I found out just how public public is when I was featured on last Sunday's kickoff episode of NESN's Sox Appeal, now in its second season. If you haven't seen it, here's the deal: A hero (in my case, a guy) meets with three singles during the course of a Sox game and then decides which one he'd like to see again.
Early in the casting process I sat down with a roomful of producers - a cool, arty clutch of folks with smart glasses and distressed jeans. And they had questions: What had my recent relationships been like? Whom did I want to meet most, and why? They nodded, took notes. I realized that this might be the best dating service I'd ever have the opportunity to use. Plugging in a few fields on an online dating profile is simply no match for a team of producers who, based on what you tell them, pore over head shots, even comb the city's bars and restaurants, for men you might like.

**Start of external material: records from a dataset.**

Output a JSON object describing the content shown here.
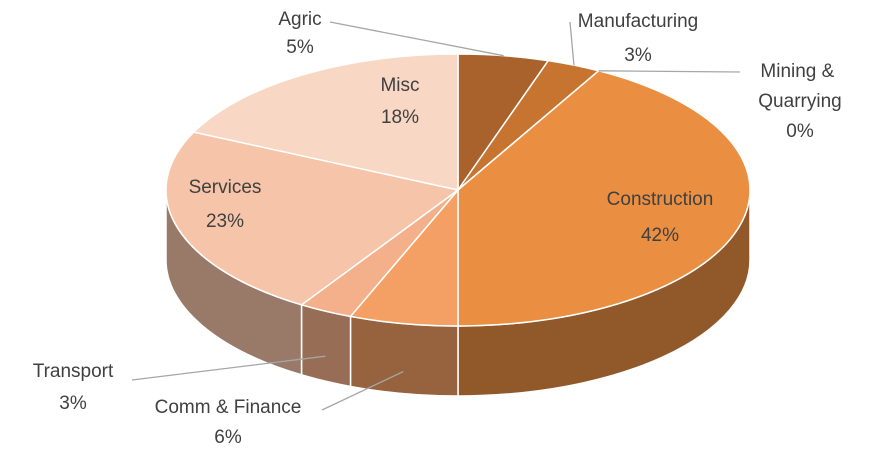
{
  "chart_data": {
    "type": "pie",
    "categories": [
      "Agric",
      "Manufacturing",
      "Mining & Quarrying",
      "Construction",
      "Comm & Finance",
      "Transport",
      "Services",
      "Misc"
    ],
    "values": [
      5,
      3,
      0,
      42,
      6,
      3,
      23,
      18
    ],
    "value_labels": [
      "5%",
      "3%",
      "0%",
      "42%",
      "6%",
      "3%",
      "23%",
      "18%"
    ],
    "colors": [
      "#a9622c",
      "#c77430",
      "#d88438",
      "#ea8e42",
      "#f4a064",
      "#f3b08a",
      "#f6c4a8",
      "#f8d7c4"
    ]
  }
}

The hero was a guy named Dave, a Web designer by day, improv actor by night. He was good-looking in a nondescript way - someone you might sleep with, but probably not fight over. And despite my efforts to be on my best behavior for the viewing public, before our inning was up, I had unleashed my overtalker and backed him into a corner, egged on at the sidelines by producers waving cue cards ("Ask him about his last girlfriend" and "Talk about his career"). I couldn't help it. The game, the crowds, the cameras seemed to collapse into one huge, clattering dome of sound and light, and I was no more on date with this man than Regis is having coffee with his talk-show guests. I had morphed into some kind of performing monkey, responding more to pressure to entertain and appeal than to establish any kind of real rapport.
And yet somehow I managed a kind of relentless self-confidence. After all, had already met the competition - an attractive, if aloof, vegetarian chef from Connecticut and a blonde from Florida in a peekaboo blouse. I might have 10 years on these chicks, but I had them both beat in the personality department. And I lived here - I hadn't driven up for the game or moved to Brighton from Tampa last week. I was the real thing. I walked away from our date sure I had it in the bag.
In fact, I didn't. When Dave held up his sign in the ninth inning, announcing his choice, my name wasn't on it. The night had gone to the blonde who could tie a cherry stem with her tongue (of course). But after the initial slap to the ego, I felt a kind of relief, the way you feel when a decision simply isn't yours to make.
I also realized that as much of a spectacle as this whole ordeal was, this had been one of the least confusing dates I'd ever had. No guesswork, no misread signs, every phase of it carefully choreographed and considered.
Truth be told, if it were in my budget, I'd seriously consider hiring my own posse of producers and directors to executive-produce my dating life. Not that I haven't managed thus far (and not that I'm deluded enough to think anyone would want to watch), but it wouldn't hurt to have a team of folks to consult on casting decisions or wave the occasional cue card when conversation slows to a halt. I'd love to have someone with an earpiece and a clipboard tell me when to walk in ("Wait - OK, go"), when to leave, and what topics to bring up (or avoid). And best of all, to share in the collective misery that is so often the dater's solo plight. "What an ass," one of the production assistants said to me as he wound yards of extension cord around one arm. "I so would have picked you." Now that kind of support would be worth every penny.